Taking on criticism linking the Reserve Bank of India’s ‘tight’ monetary policy leading to a growth ‘sacrifice’ in recent months, Governor Shaktikanta Das, on his last day at the helm of Mint Street, asserted that everybody is entitled to a viewpoint but growth is impacted by a “multiplicity of factors” not just the benchmark interest rate.
“As I look at it, I think growth is impacted by multiplicity of factors, not just one factor of the Repo rate. Growth — high growth or slowing growth — are impacted by multiplicity of factors… and should be not looked at very simplistically,” he noted.
“Our effort has been to make the monetary policy as appropriate as possible, keeping in mind the prevailing conditions and, more importantly, the overall outlook on what lies ahead. Beyond that, the assessment of our policy is for others to make, but I think within the RBI, we are convinced that what we have done was the best option available under these circumstances,” he noted.
Mr. Das’ remarks assume significance after the RBI decided to hold the repo rate unchanged at 6.5% for its 11th straight bi-monthly monetary policy review last Friday, in the backdrop of inflation spiking to a 14-month high of 6.2% in October even as GDP growth fell to a seven quarter low of 5.4% in the July to September 2024 quarter.

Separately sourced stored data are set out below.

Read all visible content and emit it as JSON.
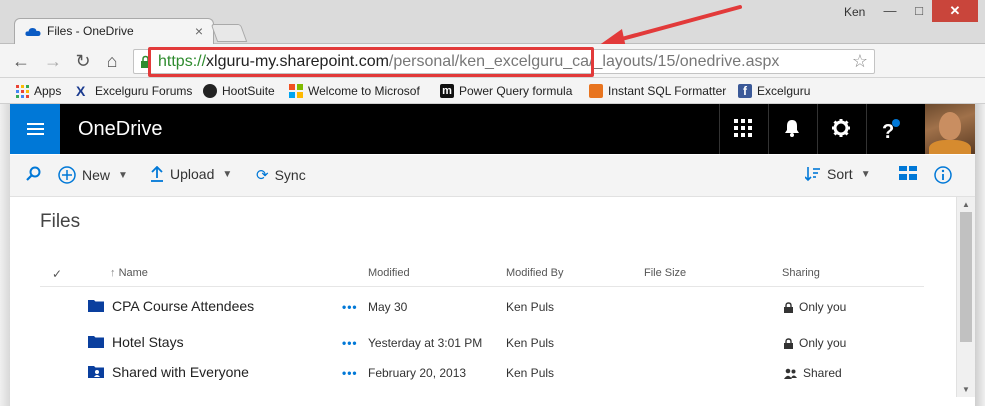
{
  "window": {
    "tab_title": "Files - OneDrive",
    "tab_close": "×",
    "user_name": "Ken",
    "minimize": "—",
    "maximize": "□",
    "close": "✕"
  },
  "toolbar": {
    "back_icon": "arrow-left-icon",
    "forward_icon": "arrow-right-icon",
    "reload_icon": "reload-icon",
    "home_icon": "home-icon",
    "url_protocol": "https://",
    "url_host": "xlguru-my.sharepoint.com",
    "url_path": "/personal/ken_excelguru_ca/_layouts/15/onedrive.aspx",
    "star": "☆",
    "annotation_color": "#e23a3a"
  },
  "bookmarks": [
    {
      "label": "Apps",
      "color": "#4285f4"
    },
    {
      "label": "Excelguru Forums",
      "color": "#1b3b8f"
    },
    {
      "label": "HootSuite",
      "color": "#222222"
    },
    {
      "label": "Welcome to Microsof",
      "color": "#f25022"
    },
    {
      "label": "Power Query formula",
      "color": "#111111"
    },
    {
      "label": "Instant SQL Formatter",
      "color": "#e8741f"
    },
    {
      "label": "Excelguru",
      "color": "#3b5998"
    }
  ],
  "suitebar": {
    "brand": "OneDrive",
    "accent": "#0078d7"
  },
  "commands": {
    "search_icon": "search-icon",
    "new_label": "New",
    "upload_label": "Upload",
    "sync_label": "Sync",
    "sort_label": "Sort"
  },
  "files": {
    "title": "Files",
    "columns": {
      "name": "Name",
      "modified": "Modified",
      "modified_by": "Modified By",
      "file_size": "File Size",
      "sharing": "Sharing"
    },
    "rows": [
      {
        "name": "CPA Course Attendees",
        "more": "•••",
        "modified": "May 30",
        "modified_by": "Ken Puls",
        "sharing": "Only you",
        "shared": false
      },
      {
        "name": "Hotel Stays",
        "more": "•••",
        "modified": "Yesterday at 3:01 PM",
        "modified_by": "Ken Puls",
        "sharing": "Only you",
        "shared": false
      },
      {
        "name": "Shared with Everyone",
        "more": "•••",
        "modified": "February 20, 2013",
        "modified_by": "Ken Puls",
        "sharing": "Shared",
        "shared": true
      }
    ]
  }
}
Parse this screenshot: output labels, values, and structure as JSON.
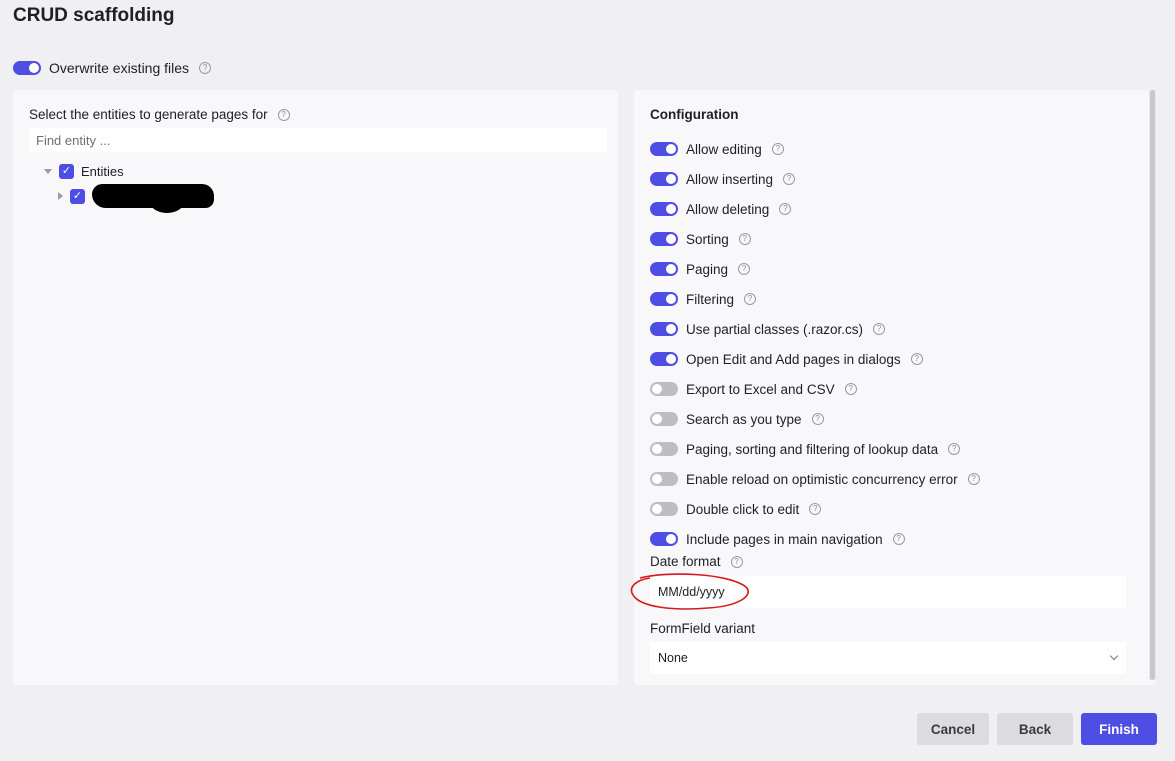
{
  "title": "CRUD scaffolding",
  "overwrite": {
    "label": "Overwrite existing files",
    "enabled": true
  },
  "entities": {
    "label": "Select the entities to generate pages for",
    "search_placeholder": "Find entity ...",
    "tree": [
      {
        "label": "Entities",
        "checked": true
      }
    ]
  },
  "config": {
    "title": "Configuration",
    "options": [
      {
        "label": "Allow editing",
        "enabled": true
      },
      {
        "label": "Allow inserting",
        "enabled": true
      },
      {
        "label": "Allow deleting",
        "enabled": true
      },
      {
        "label": "Sorting",
        "enabled": true
      },
      {
        "label": "Paging",
        "enabled": true
      },
      {
        "label": "Filtering",
        "enabled": true
      },
      {
        "label": "Use partial classes (.razor.cs)",
        "enabled": true
      },
      {
        "label": "Open Edit and Add pages in dialogs",
        "enabled": true
      },
      {
        "label": "Export to Excel and CSV",
        "enabled": false
      },
      {
        "label": "Search as you type",
        "enabled": false
      },
      {
        "label": "Paging, sorting and filtering of lookup data",
        "enabled": false
      },
      {
        "label": "Enable reload on optimistic concurrency error",
        "enabled": false
      },
      {
        "label": "Double click to edit",
        "enabled": false
      },
      {
        "label": "Include pages in main navigation",
        "enabled": true
      }
    ],
    "date_format": {
      "label": "Date format",
      "value": "MM/dd/yyyy"
    },
    "formfield_variant": {
      "label": "FormField variant",
      "value": "None"
    }
  },
  "buttons": {
    "cancel": "Cancel",
    "back": "Back",
    "finish": "Finish"
  },
  "colors": {
    "accent": "#4f4ee4",
    "toggle_off": "#bdbdc3",
    "annotation": "#d7191c"
  }
}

Going forward, he identified “restoring the inflation-growth balance” as the most important task for the Reserve Bank of India, and exuded confidence that Team RBI, under the leadership of the new Governor Sanjay Malhotra, will take it forward. This, he said, was important for the wider economy as well.
On the flexible inflation targeting framework as opposed to other alternative approaches to maintaining price stability, the Governor said this approach was mandated by the RBI Act.
“Ultimately, the result [on inflation control] will be an outcome of the supply side measures, the government side measures, as well as the monetary measures taken by the Reserve Bank. So it is a synthesis. Beyond that, the approach will depend on the prevalent situation and the outlook. You cannot really define [it], Mr. Das said in response to a query from The Hindu.
“And I would like to say that there is nothing like the terms media and analysts use – such as hawkish, dovish, and the names of various birds. I think my predecessor had used the word owl, to say that the Reserve Bank of India and the Monetary Policy Committee always keeps its eyes open,” he summed up.
Besides the inflation-growth balance, Mr. Das also stressed the need for the central bank to be “alert and agile” to adapt to the fast changing global world order while making policy decisions. Further, he underlined the need to be vigilant of cyber security alerts while highlighting the measures already been taken during his tenure. He also said the new Governor and his team would have to focus on capitalising on technological innovations, while giving examples of the Unified Lending Interface, and the Central Bank Digital Currency currently being piloted.
Speaking about RBI’s management of crises in the banking system and stringency of actions taken, Mr. Das recalled that each situation was dealt with differently and sufficient time was given to banks and NBFCs to take corrective actions before business restrictions were resorted to as a penal action. “We do not wait for the house to catch fire” he said, justifying the cautious approach, when asked if the RBI was too stringent on non-banking finance companies.
Thanking all the stakeholders including the staff of the RBI for supporting him through his six-year term, Mr. Das said he had not decided on if he would take up a public office after stepping away from Mint Street.